Die ungebrochene Reise der Hoffnung: 386 Jahre Dettelbacher Gelöbniswallfahrt
Am vierten Septemberwochenende kommen die Menschen in Höchstadt am Pegnitz zusammen, um eine Tradition hochzuhalten, die bis ins 17. Jahrhundert zurückreicht. Es ist die Dettelbacher Gelöbniswallfahrt, die heuer bereits zum 386. Mal stattfindet. Viele Pfarreien, vor allem aus dem westlichen Mittel- und Oberfranken, pilgern jährlich zur Basilika der Gottesmutter Maria in Dettelbach. Ein Ort, an dem seit über 500 Jahren Trost und Hoffnung gesucht wird, und das Gelübde der Vorfahren aufrechterhalten wird.
Um den Ursprung dieser Wallfahrt zu verstehen, muss man zurückblicken – ins Jahr 1633, als Höchstadt durch den Schwedenüberfall stark zerstört wurde. Nur noch neun bis zehn Familien lebten in der Stadt. Nach dem Wiederaufbau gelobten die Überlebenden, jährlich nach Dettelbach zu pilgern, eine Tradition, die sie ununterbrochen bis heute fortführen, selbst während der Kriegsjahre des 20. Jahrhunderts. Das ist mehr als nur ein Besuch; es ist ein Bekenntnis, eine Bindung an die eigene Geschichte und eine ehrliche Bitte um Hilfe und Erbarmen.
Die Bedeutung der Wallfahrt
Die Wallfahrt ist nicht nur ein religiöses Ereignis, sondern auch ein emotionaler Ausdruck der Gemeinschaft. Die Pilger ziehen voller Hoffnung zu einem Gnadenbild von Maria, der Schmerzensmutter, um Trost und Heilung zu erfahren. Der Gesang über sie, „Stern im dunklen Nachtsgefild“, erinnert daran, dass man in schweren Zeiten nicht allein ist. Maria wird als eine Art Hoffnungsträgerin verehrt, und viele Pilger berichten von Trost in ihrer Not.
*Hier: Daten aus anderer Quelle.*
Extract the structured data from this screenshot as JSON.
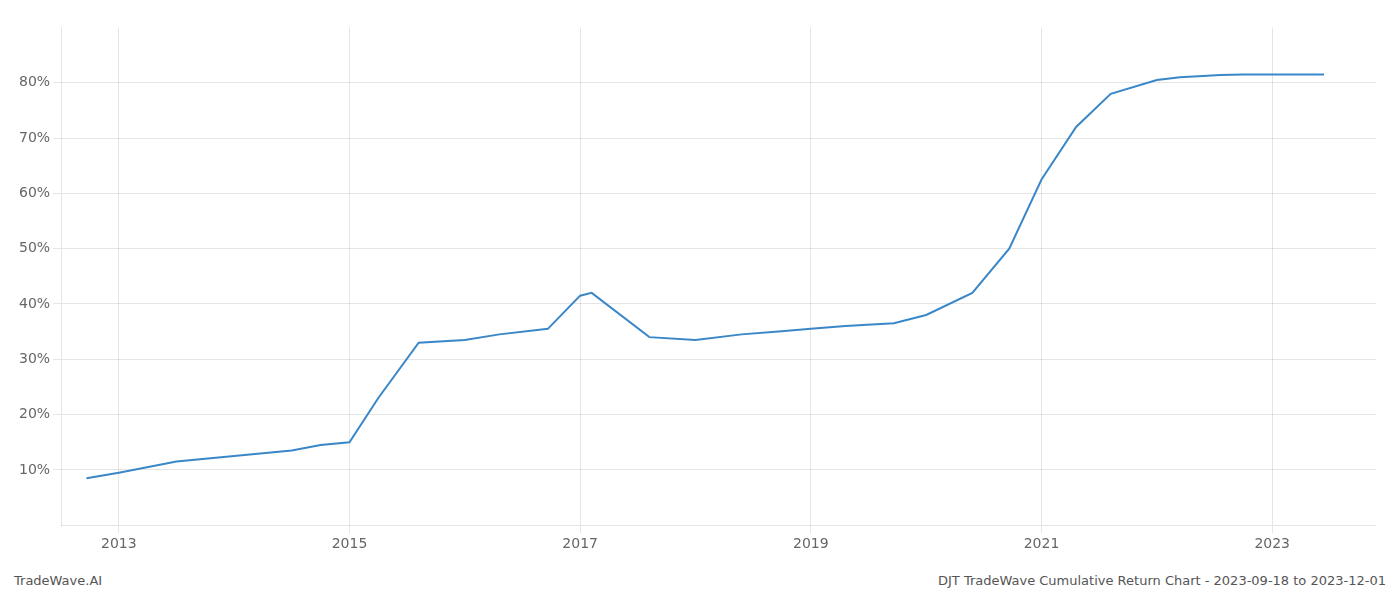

Es ist ein Moment der Besinnung, des Betens und manchmal auch des Weinens – eine tiefgreifende Erfahrung.
In den historischen Wallfahrtsbildern und Fahnen der Pfarreien spiegelt sich die lange Tradition wider. Im Höchstadter Paramentenarchiv findet sich ein knapp 200 Jahre altes liturgisches Gewand, das ein Bild der Gottesmutter Maria zeigt. Dieses Gewand ist mehr als nur ein Stück Stoff; es ist ein Symbol für die ungebrochene Verbundenheit mit der Vergangenheit und den Glauben, der auch in schwierigen Zeiten Bestand hat.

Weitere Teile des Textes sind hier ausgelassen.